Aleksandr stood at the back of the palace along with a few people from the building and a few people who’d come in off the street to get warm and a few women who, from the look of them, were probably Elizabeta’s colleagues. Elizabeta’s hair was coiled in rings around her ears. The man was as the Belgian had described him, looming and lurching even as he stood perfectly still. Elizabeta looked strange in white, when Aleksandr had always seen her in black. She was like a domesticated flower, bred through the centuries to be the wrong color. If she saw him, she pretended not to. Sonya, her roommate, stood holding limp roses and looking bewildered. Nationalistic prayers were said, papers were stamped, bride and groom were read the conditions required for legal marriage. Aleksandr turned around and walked away while the photos were being taken.
Afterward he went to the Saigon. Through his grief, the bobbing green lights looked like the phosphorescent residue that clings to the inside of your eyelids. Nikolai and Ivan were fighting about something—in the next issue, Ivan wanted to publish a petition in defense of some hapless Lithuanian, and Nikolai vehemently opposed the idea—but Aleksandr wasn’t listening. For the first time ever, he was hoping to be caught—just for the theatrics of it, for the self-martyrdom. It was a cheap longing. But there was something compelling in the image of getting himself tangled in some kind of public heroism when Elizabeta was entering into the most personal kind of villainy. Maybe it would make her see. But then—see what?
Later, he would be sorry he’d thought these things. Though he wasn’t superstitious, he never forgot that he’d spent Ivan’s last night at the Saigon lost in great abscesses of self-pity. He never forgot that he’d found himself ready to trade in everything for a moment of regard from a girl. And that was why in low moments, on future dark nights, he could think of Nikolai and almost forgive him.
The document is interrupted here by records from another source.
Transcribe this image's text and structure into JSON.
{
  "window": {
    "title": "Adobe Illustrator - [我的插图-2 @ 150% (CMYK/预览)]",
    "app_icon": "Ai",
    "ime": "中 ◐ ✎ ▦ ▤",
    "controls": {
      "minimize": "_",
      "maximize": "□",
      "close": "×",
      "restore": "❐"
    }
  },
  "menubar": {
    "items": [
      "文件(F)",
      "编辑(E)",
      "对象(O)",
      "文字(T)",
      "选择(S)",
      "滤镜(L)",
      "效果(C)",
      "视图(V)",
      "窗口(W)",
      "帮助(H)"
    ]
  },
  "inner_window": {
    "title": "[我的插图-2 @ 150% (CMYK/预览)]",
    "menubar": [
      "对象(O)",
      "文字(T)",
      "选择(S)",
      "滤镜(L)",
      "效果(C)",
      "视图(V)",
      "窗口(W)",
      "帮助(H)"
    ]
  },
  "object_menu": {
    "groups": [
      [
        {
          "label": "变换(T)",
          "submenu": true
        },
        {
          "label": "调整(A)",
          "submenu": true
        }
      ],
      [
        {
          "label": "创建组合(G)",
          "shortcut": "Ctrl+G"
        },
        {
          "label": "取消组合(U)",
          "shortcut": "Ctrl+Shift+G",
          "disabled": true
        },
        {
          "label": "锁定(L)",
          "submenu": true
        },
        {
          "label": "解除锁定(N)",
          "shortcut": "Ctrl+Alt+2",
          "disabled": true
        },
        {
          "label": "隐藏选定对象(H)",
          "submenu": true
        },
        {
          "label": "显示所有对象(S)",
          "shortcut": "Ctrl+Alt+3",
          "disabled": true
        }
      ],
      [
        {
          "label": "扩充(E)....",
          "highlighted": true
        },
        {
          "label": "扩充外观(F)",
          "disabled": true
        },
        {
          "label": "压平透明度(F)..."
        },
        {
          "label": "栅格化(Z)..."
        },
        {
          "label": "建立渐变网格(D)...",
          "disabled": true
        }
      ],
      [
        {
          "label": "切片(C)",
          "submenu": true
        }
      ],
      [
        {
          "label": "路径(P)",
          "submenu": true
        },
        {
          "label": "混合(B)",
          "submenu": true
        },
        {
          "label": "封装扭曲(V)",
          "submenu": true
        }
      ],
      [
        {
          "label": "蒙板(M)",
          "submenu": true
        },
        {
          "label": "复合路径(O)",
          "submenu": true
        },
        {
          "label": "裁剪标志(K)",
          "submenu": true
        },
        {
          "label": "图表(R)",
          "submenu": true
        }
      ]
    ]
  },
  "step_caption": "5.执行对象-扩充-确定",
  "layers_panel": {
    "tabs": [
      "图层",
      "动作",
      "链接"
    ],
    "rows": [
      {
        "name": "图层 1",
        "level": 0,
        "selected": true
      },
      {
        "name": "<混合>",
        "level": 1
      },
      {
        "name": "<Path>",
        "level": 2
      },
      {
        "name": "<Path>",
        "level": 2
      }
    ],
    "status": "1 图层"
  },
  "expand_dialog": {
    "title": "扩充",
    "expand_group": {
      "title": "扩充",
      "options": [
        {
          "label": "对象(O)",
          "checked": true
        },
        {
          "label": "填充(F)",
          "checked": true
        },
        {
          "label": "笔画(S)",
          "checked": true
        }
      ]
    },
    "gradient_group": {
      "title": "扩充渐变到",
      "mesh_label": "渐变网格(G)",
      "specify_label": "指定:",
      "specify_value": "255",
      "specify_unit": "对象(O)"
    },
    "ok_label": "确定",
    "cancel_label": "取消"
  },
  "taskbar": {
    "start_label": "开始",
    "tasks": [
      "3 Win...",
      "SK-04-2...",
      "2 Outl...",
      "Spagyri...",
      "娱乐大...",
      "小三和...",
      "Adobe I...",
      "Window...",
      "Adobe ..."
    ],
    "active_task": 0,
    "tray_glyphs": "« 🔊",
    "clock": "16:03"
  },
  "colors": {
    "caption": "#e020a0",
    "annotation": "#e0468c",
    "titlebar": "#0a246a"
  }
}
The last evening Aleksandr spent with Ivan was snowy. It was the second week of November, and snowflakes careened madly around like drunken doves. After Elizabeta’s wedding, Aleksandr had found staying in his apartment during the evenings nearly unbearable. He could stand his apartment only if he came home terribly late, terribly inebriated, or both. He’d taken to buying Volzhokoe wine out of the red vending machines, since wine from the markets was usually raw alcohol, apple juice, and petrochemicals. He’d developed an approximately four-minute tolerance for his apartment at night with the lights on—enough time to throw his chess books off the bed and onto the floor, to run down the hall and splash his face with cold water, and to wrestle himself out of most of his clothes before collapsing. Any more time made him anxious and sick and sad; the look of the candlelight on his bed made the room look darker than no light at all. So he’d taken to going over to Ivan’s during the evenings to drink shot after shot of vodka and listen to jazz on Voice of America or watch terrible state television. That fall
Traders of Souls
was on Channel One, over and over and over, and sometimes they’d watch and laugh at the lurid anti-Semitism, and other times they’d just get quiet and drunk.